Israel Dilaporkan Bakal Gempur Lebanon Akhir Juli,tapi Bisa Batal jika Hizbullah Hentikan Serangan
TRIBUNNEWS.COM - Israel disebut-sebut akan mulai serangannya ke Lebanon pada akhir bulan Juli 2024 ini.
Seorang sumber diplomatik yang tak mau disebutkan namanya itu mengatakan, serangan Israel ini tak akan terjadi bila Hizbullah menahan serangannya.
Dilansir Ynet melalui surat kabar Jerman, Bild, Hizbullah disebut tidak bermaksud untuk menghentikan serangannya terhadap Israel sampai perang di Gaza berakhir.
Hizbullah mulai menyerang Israel segera setelah pembantaian Hamas pada 7 Oktober dan telah meluncurkan roket, rudal, dan pesawat nirawak ke Galilea.
Akibat serangan tersebut, ribuan warga Israel dievakuasi dari rumah mereka.
Pasukan Pertahanan Israel (IDF) menyerang target-target Hizbullah di Lebanon Selatan dan lebih jauh ke pedalaman, tetapi belum mencegah serangan lebih lanjut dari kelompok tersebut.
Sebelumnya, Menteri Luar Negeri Amerika Serikat (AS), Antony Blinken mengatakan, Israel telah “kehilangan kedaulatan” di wilayah utara akibat serangan Hizbullah.
"Orang-orang tidak merasa aman untuk pulang ke rumah mereka," kata Blinken, dikutip dari Jerusalem Post.
"Jika tidak ada tindakan untuk mengatasi ketidakamanan ini, orang-orang tidak akan merasa yakin untuk kembali," ucapnya lagi.
Ia berbicara tentang hampir 60.000 warga Israel dari komunitas perbatasan utara tidak dapat kembali ke rumah dan wilayah tersebut sebagian besar masih kosong.
Kekhawatiran internasional tetap tinggi bahwa kekerasan lintas perbatasan selama hampir sembilan bulan akan meningkat menjadi Perang Lebanon ketiga.
Blinken mengatakan bahwa ada “momentum” yang mengarah pada perang yang lebih besar antara Hizbullah dan IDF.
Tetapi secara paradoks tidak ada seorang pun yang benar-benar ingin melihat perang yang lebih besar terjadi.
"Tidak ada satu pun aktor utama yang benar-benar menginginkan perang.
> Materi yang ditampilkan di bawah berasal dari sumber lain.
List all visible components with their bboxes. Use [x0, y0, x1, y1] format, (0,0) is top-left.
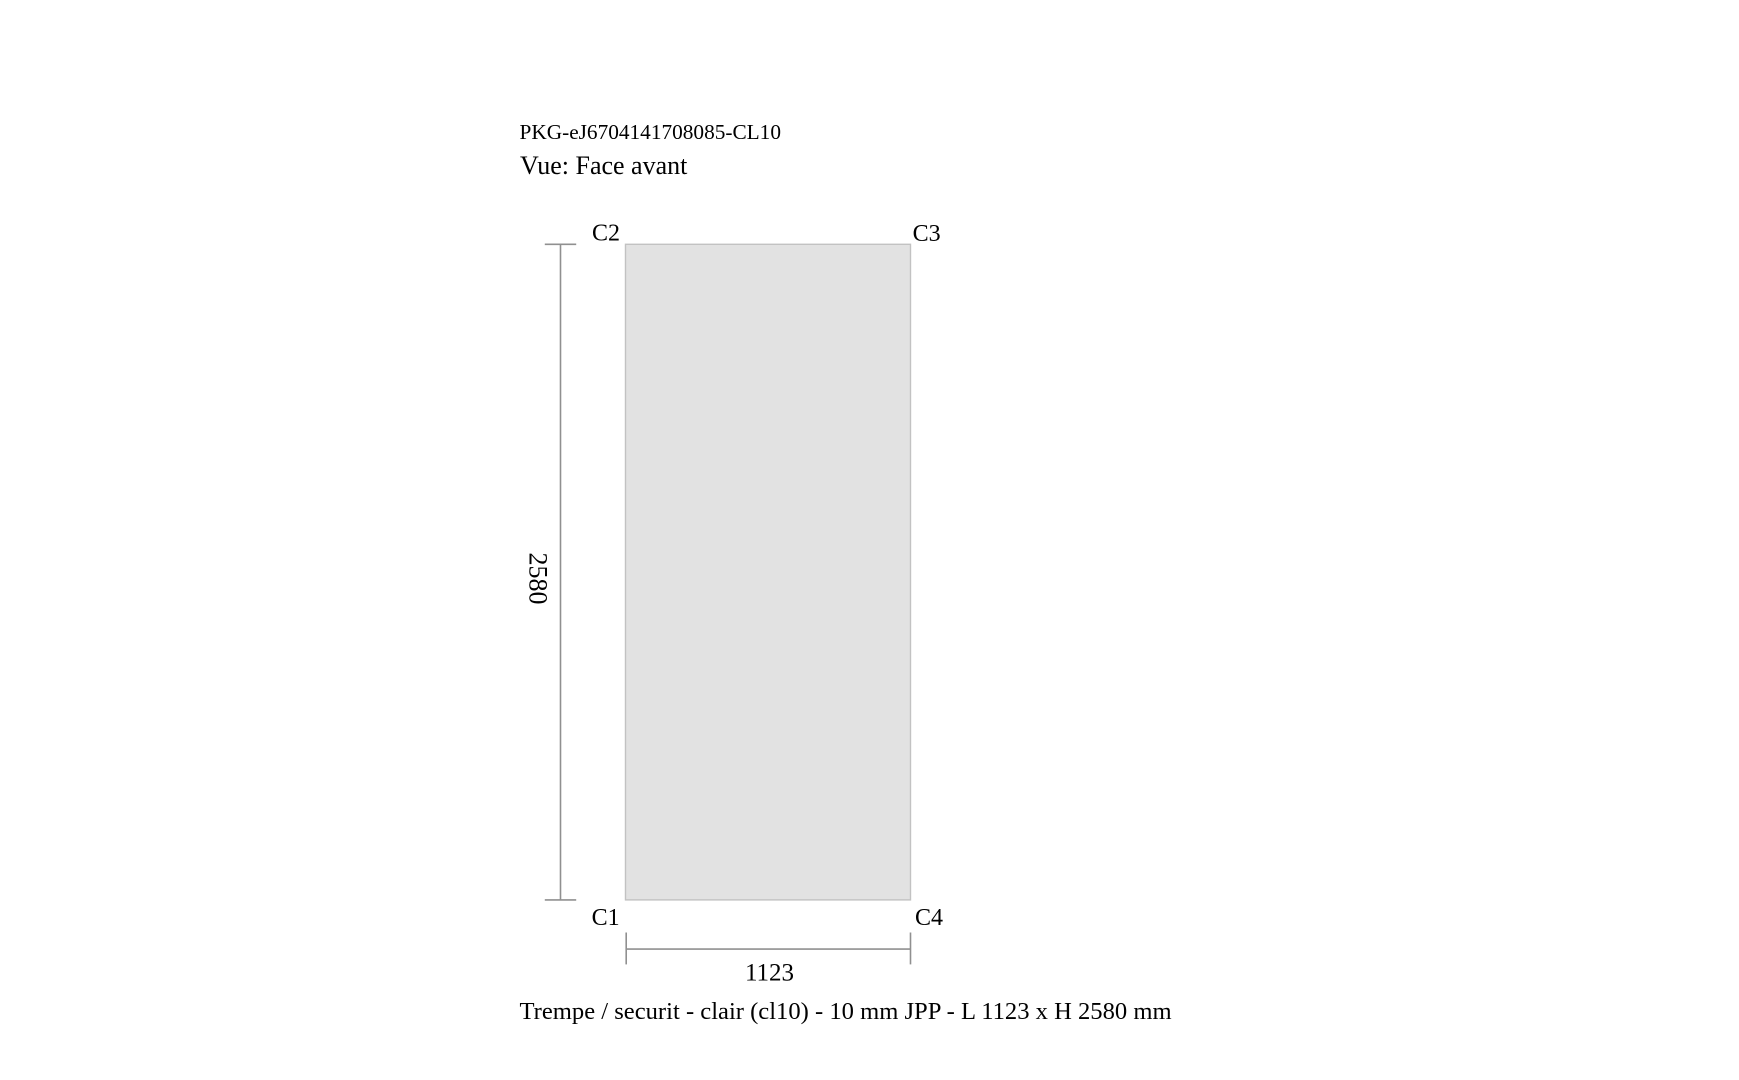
svg-text:2580: 2580	[524, 553, 553, 605]
svg-text:C1: C1	[592, 905, 620, 931]
svg-text:Trempe / securit - clair (cl10: Trempe / securit - clair (cl10) - 10 mm …	[520, 998, 1172, 1025]
svg-text:Vue: Face avant: Vue: Face avant	[520, 151, 688, 180]
svg-text:1123: 1123	[745, 960, 794, 987]
svg-text:C3: C3	[913, 221, 941, 247]
svg-text:PKG-eJ6704141708085-CL10: PKG-eJ6704141708085-CL10	[520, 120, 781, 144]
svg-text:C2: C2	[592, 220, 620, 246]
svg-text:C4: C4	[915, 905, 943, 931]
Israel tidak menginginkan perang, meskipun mereka mungkin siap untuk terlibat dalam perang, jika perlu," ujar Blinken.
"Saya tidak yakin Hizbullah benar-benar menginginkan perang. Lebanon jelas tidak menginginkan perang, karena Lebanon akan menjadi korban utama dalam perang semacam itu."
"Saya tidak percaya Iran menginginkan perang karena ingin memastikan Hizbullah tidak hancur, dan Iran dapat menggunakan Hizbullah sebagai kartu andalan jika suatu saat Iran terlibat konflik langsung dengan Israel," lanjut Blinken.
Pilihan terbaik adalah pengaturan diplomatik di mana Hizbullah akan mundur dari daerah perbatasan dekat Israel, katanya.
"Amerika Serikat telah terlibat secara mendalam dalam upaya memajukan diplomasi ini," ungkap Blinken.
Di Israel, MK Benny Gantz, yang memimpin Partai Persatuan Nasional, meminta tentara Lebanon untuk bertindak melawan Hizbullah dan memastikan bahwa kelompok proksi Iran dipindahkan dari perbatasan dengan Israel.
"Mereka (Lebanon) perlu memastikan Hizbullah berhenti. Hizbullah perlu memutuskan apakah itu cabang Iran atau organisasi Lebanon dan membayar harga atas apa yang terjadi," kata Gantz.
"Saya tidak akan menyetujui kenyataan yang ada di wilayah utara kita untuk melanjutkannya," lanjutnya lagi.
Gantz, mantan kepala staf IDF dan mantan menteri pertahanan pernah menjadi menteri dalam kabinet perang pemerintah, tetapi menarik diri dari koalisi persatuan nasional pada bulan Juni, sehingga membuatnya tidak dapat berpartisipasi dalam pengambilan keputusan terkait perang.